Dankesehr auch für deine Antwort. In meinem Fall muss der Radiator aber nach oben, anders geht es sich nicht aus. Was meintest du in diesem Zusammenhang mit "knapp"?


----------



## Crash-Over (25. Juni 2017)

@Flexist 
Ja ich hab bei meinem anderen Pc die H100v2 verbaut und sie ist in der Front verbaut in 2x140Push- 2X120 Pull , oben 3x120+140 nach hinten raus  ,von den temps merk ich nichts. Das der Radiator die Gpu dadurch aufheizt  hab im Idle sowie Oben und im deckel meine 33° bei der GPU anliegen und unter Last naja 40°CPU  gpu je nach Game zwischen 65-73°.Egal ob es im Deckel bzw Front verbaut wurde.Dann bedenke das die Gpu abggebene Wärme auch durch den Radiator muss  wenn der oben verbaut wird .
Was ich vergessen hab das mit den Radiator oben besser wäre ist auch so ein Mythos wo in de herscht 

@Iacn 
Mit "knapp" meinte ich  das die Anschlüsse  an den  rams vorbei gehen aber es geht


----------



## wuselsurfer (25. Juni 2017)

lacn schrieb:


> Was meintest du in diesem Zusammenhang mit "knapp"?
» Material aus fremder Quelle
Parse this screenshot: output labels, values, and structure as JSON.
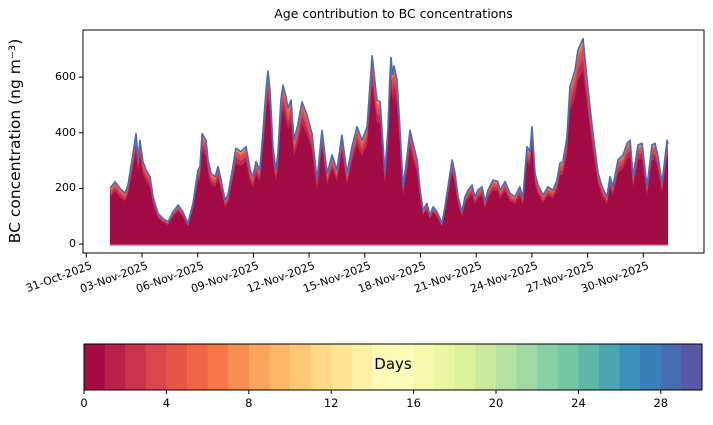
{
  "figure": {
    "title": "Age contribution to BC concentrations",
    "ylabel": "BC concentration (ng m⁻³)"
  },
  "colorbar": {
    "label": "Days",
    "tick_labels": [
      "0",
      "4",
      "8",
      "12",
      "16",
      "20",
      "24",
      "28"
    ],
    "tick_values": [
      0,
      4,
      8,
      12,
      16,
      20,
      24,
      28
    ],
    "vmin": 0,
    "vmax": 30,
    "n_segments": 30,
    "colormap": "Spectral",
    "segment_colors": [
      "#a70b44",
      "#ba2049",
      "#cc344d",
      "#da464d",
      "#e55649",
      "#ef6545",
      "#f67848",
      "#f98e52",
      "#fca35c",
      "#fdb668",
      "#fec776",
      "#fed884",
      "#fee594",
      "#fff0a5",
      "#fffab6",
      "#fbfdb9",
      "#f3faac",
      "#eaf79f",
      "#dcf19a",
      "#c9e99e",
      "#b5e1a2",
      "#a0d9a4",
      "#89d0a5",
      "#72c7a5",
      "#5db8a9",
      "#4ca5b1",
      "#3b91b9",
      "#397fb9",
      "#486cb0",
      "#5759a6"
    ]
  },
  "chart_data": {
    "type": "area",
    "title": "Age contribution to BC concentrations",
    "xlabel": "",
    "ylabel": "BC concentration (ng m⁻³)",
    "x_unit": "days since 01-Nov-2025 00:00",
    "x_tick_labels": [
      "31-Oct-2025",
      "03-Nov-2025",
      "06-Nov-2025",
      "09-Nov-2025",
      "12-Nov-2025",
      "15-Nov-2025",
      "18-Nov-2025",
      "21-Nov-2025",
      "24-Nov-2025",
      "27-Nov-2025",
      "30-Nov-2025"
    ],
    "x_tick_interval_days": 3,
    "y_ticks": [
      0,
      200,
      400,
      600
    ],
    "ylim": [
      -32,
      769
    ],
    "xlim_days": [
      -1.45,
      31.94
    ],
    "grid": false,
    "legend": "none (colorbar encodes BC age in days, Spectral colormap)",
    "total_line_color": "#4b6cb4",
    "baseline_edge_color": "#c23b62",
    "stack_layers_top_to_bottom": [
      {
        "cum_fraction": 1.0,
        "color": "#feea9c",
        "age_days_approx": "8-12"
      },
      {
        "cum_fraction": 0.993,
        "color": "#fdc06f",
        "age_days_approx": "6-8"
      },
      {
        "cum_fraction": 0.985,
        "color": "#f6894f",
        "age_days_approx": "5-6"
      },
      {
        "cum_fraction": 0.972,
        "color": "#ec6145",
        "age_days_approx": "4-5"
      },
      {
        "cum_fraction": 0.948,
        "color": "#da4a50",
        "age_days_approx": "3-4"
      },
      {
        "cum_fraction": 0.9,
        "color": "#c22a4b",
        "age_days_approx": "1-3"
      },
      {
        "cum_fraction": 0.845,
        "color": "#a30b45",
        "age_days_approx": "0-1"
      }
    ],
    "total_series": [
      [
        0.0,
        200
      ],
      [
        0.27,
        224
      ],
      [
        0.54,
        200
      ],
      [
        0.81,
        182
      ],
      [
        0.97,
        212
      ],
      [
        1.24,
        326
      ],
      [
        1.4,
        397
      ],
      [
        1.51,
        302
      ],
      [
        1.61,
        373
      ],
      [
        1.77,
        296
      ],
      [
        1.94,
        266
      ],
      [
        2.15,
        242
      ],
      [
        2.31,
        170
      ],
      [
        2.58,
        110
      ],
      [
        2.85,
        92
      ],
      [
        3.12,
        80
      ],
      [
        3.39,
        116
      ],
      [
        3.66,
        140
      ],
      [
        3.92,
        116
      ],
      [
        4.19,
        74
      ],
      [
        4.46,
        146
      ],
      [
        4.73,
        266
      ],
      [
        4.84,
        278
      ],
      [
        4.95,
        397
      ],
      [
        5.16,
        373
      ],
      [
        5.27,
        302
      ],
      [
        5.43,
        254
      ],
      [
        5.65,
        242
      ],
      [
        5.81,
        278
      ],
      [
        5.97,
        230
      ],
      [
        6.18,
        158
      ],
      [
        6.34,
        176
      ],
      [
        6.61,
        278
      ],
      [
        6.77,
        344
      ],
      [
        7.04,
        332
      ],
      [
        7.31,
        350
      ],
      [
        7.53,
        266
      ],
      [
        7.69,
        242
      ],
      [
        7.85,
        296
      ],
      [
        8.06,
        266
      ],
      [
        8.23,
        409
      ],
      [
        8.39,
        553
      ],
      [
        8.49,
        621
      ],
      [
        8.6,
        553
      ],
      [
        8.76,
        350
      ],
      [
        8.92,
        266
      ],
      [
        9.03,
        326
      ],
      [
        9.19,
        517
      ],
      [
        9.3,
        571
      ],
      [
        9.46,
        529
      ],
      [
        9.57,
        487
      ],
      [
        9.73,
        517
      ],
      [
        9.89,
        373
      ],
      [
        10.1,
        430
      ],
      [
        10.32,
        511
      ],
      [
        10.59,
        463
      ],
      [
        10.86,
        397
      ],
      [
        11.13,
        230
      ],
      [
        11.4,
        409
      ],
      [
        11.67,
        254
      ],
      [
        11.94,
        320
      ],
      [
        12.2,
        266
      ],
      [
        12.47,
        391
      ],
      [
        12.74,
        254
      ],
      [
        13.01,
        350
      ],
      [
        13.28,
        421
      ],
      [
        13.55,
        373
      ],
      [
        13.82,
        421
      ],
      [
        14.09,
        676
      ],
      [
        14.25,
        577
      ],
      [
        14.35,
        517
      ],
      [
        14.52,
        511
      ],
      [
        14.78,
        254
      ],
      [
        14.95,
        421
      ],
      [
        15.05,
        600
      ],
      [
        15.11,
        670
      ],
      [
        15.19,
        610
      ],
      [
        15.27,
        640
      ],
      [
        15.43,
        589
      ],
      [
        15.59,
        409
      ],
      [
        15.75,
        206
      ],
      [
        15.97,
        314
      ],
      [
        16.13,
        409
      ],
      [
        16.29,
        362
      ],
      [
        16.51,
        302
      ],
      [
        16.67,
        194
      ],
      [
        16.83,
        122
      ],
      [
        17.04,
        146
      ],
      [
        17.2,
        104
      ],
      [
        17.37,
        134
      ],
      [
        17.58,
        116
      ],
      [
        17.85,
        74
      ],
      [
        18.01,
        134
      ],
      [
        18.17,
        206
      ],
      [
        18.39,
        302
      ],
      [
        18.55,
        254
      ],
      [
        18.71,
        170
      ],
      [
        18.92,
        116
      ],
      [
        19.09,
        170
      ],
      [
        19.25,
        194
      ],
      [
        19.46,
        212
      ],
      [
        19.62,
        170
      ],
      [
        19.78,
        194
      ],
      [
        20.0,
        206
      ],
      [
        20.16,
        152
      ],
      [
        20.32,
        194
      ],
      [
        20.59,
        230
      ],
      [
        20.86,
        224
      ],
      [
        20.97,
        194
      ],
      [
        21.24,
        224
      ],
      [
        21.51,
        182
      ],
      [
        21.77,
        170
      ],
      [
        22.04,
        206
      ],
      [
        22.2,
        164
      ],
      [
        22.42,
        350
      ],
      [
        22.58,
        332
      ],
      [
        22.69,
        421
      ],
      [
        22.85,
        254
      ],
      [
        23.01,
        212
      ],
      [
        23.28,
        176
      ],
      [
        23.55,
        206
      ],
      [
        23.82,
        194
      ],
      [
        24.03,
        230
      ],
      [
        24.19,
        290
      ],
      [
        24.35,
        296
      ],
      [
        24.57,
        385
      ],
      [
        24.73,
        565
      ],
      [
        25.0,
        625
      ],
      [
        25.16,
        697
      ],
      [
        25.43,
        738
      ],
      [
        25.65,
        589
      ],
      [
        25.81,
        487
      ],
      [
        25.97,
        397
      ],
      [
        26.24,
        254
      ],
      [
        26.45,
        206
      ],
      [
        26.72,
        170
      ],
      [
        26.88,
        242
      ],
      [
        27.04,
        206
      ],
      [
        27.31,
        302
      ],
      [
        27.58,
        320
      ],
      [
        27.8,
        362
      ],
      [
        27.96,
        373
      ],
      [
        28.12,
        242
      ],
      [
        28.39,
        356
      ],
      [
        28.6,
        362
      ],
      [
        28.87,
        206
      ],
      [
        29.14,
        356
      ],
      [
        29.3,
        362
      ],
      [
        29.46,
        314
      ],
      [
        29.68,
        218
      ],
      [
        29.95,
        373
      ],
      [
        30.0,
        360
      ]
    ]
  }
}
Willst Du nur chatten oder nimmst Du auch mal einen Rat als ehrliche Erfahrung an ohne tausend nebensächlicher Fragen?

Fullqoutes sind auch nicht gern gesehen.

Und über 8 zusätzliche Schrauben hätte ich mich fürchterlich gefreut.


----------



## lacn (25. Juni 2017)

wuselsurfer schrieb:


> Willst Du nur chatten oder nimmst Du auch mal einen Rat als ehrliche Erfahrung an ohne tausend nebensächlicher Fragen?



Tut mir leid, wenn ich dich damit verärgert habe, aber ich bin bei jedem PC-Bau grundsätzlich nervös, weil ich da doch mit relativ teuren Komponenten hantiere. Das soll auf keinen Fall ein Zweifel an euer Kompetenz oder ähnlichem sein - sorry.



wuselsurfer schrieb:


> Fullqoutes sind auch nicht gern gesehen.



Das mit den Fullquotes werde ich mir merken.



wuselsurfer schrieb:


> Und über 8 zusätzliche Schrauben hätte ich mich fürchterlich gefreut.



Und über 8 Schrauben freue ich mich, nur nicht dann, wenn sie irgendwo verwendet werden sollen und ich das übersehe.

So, jetzt weiß ich ja alles und lasse dich in Ruhe, damit ich nicht noch mehr Ärger verursache. Danke für deine/eure Hilfe!


----------



## Flexsist (25. Juni 2017)

@ Crash-Over

1. Ich sagte *kann.* Es kommt auf die Hardware und das Gehäuse an.

2. Ist deine Aussage null und nichtig weil ich von Semi-Passiven GPU Kühlung (Luft) sprach, laut deiner Sig ist deine GPU unter Wasser. Hat also mit dem von mir dargestellten Szenario überhaupt nichts zu tun.

3. Nicht jeder User hat 8 Lüfter im PC. Wo ich wieder bei *kann* wäre.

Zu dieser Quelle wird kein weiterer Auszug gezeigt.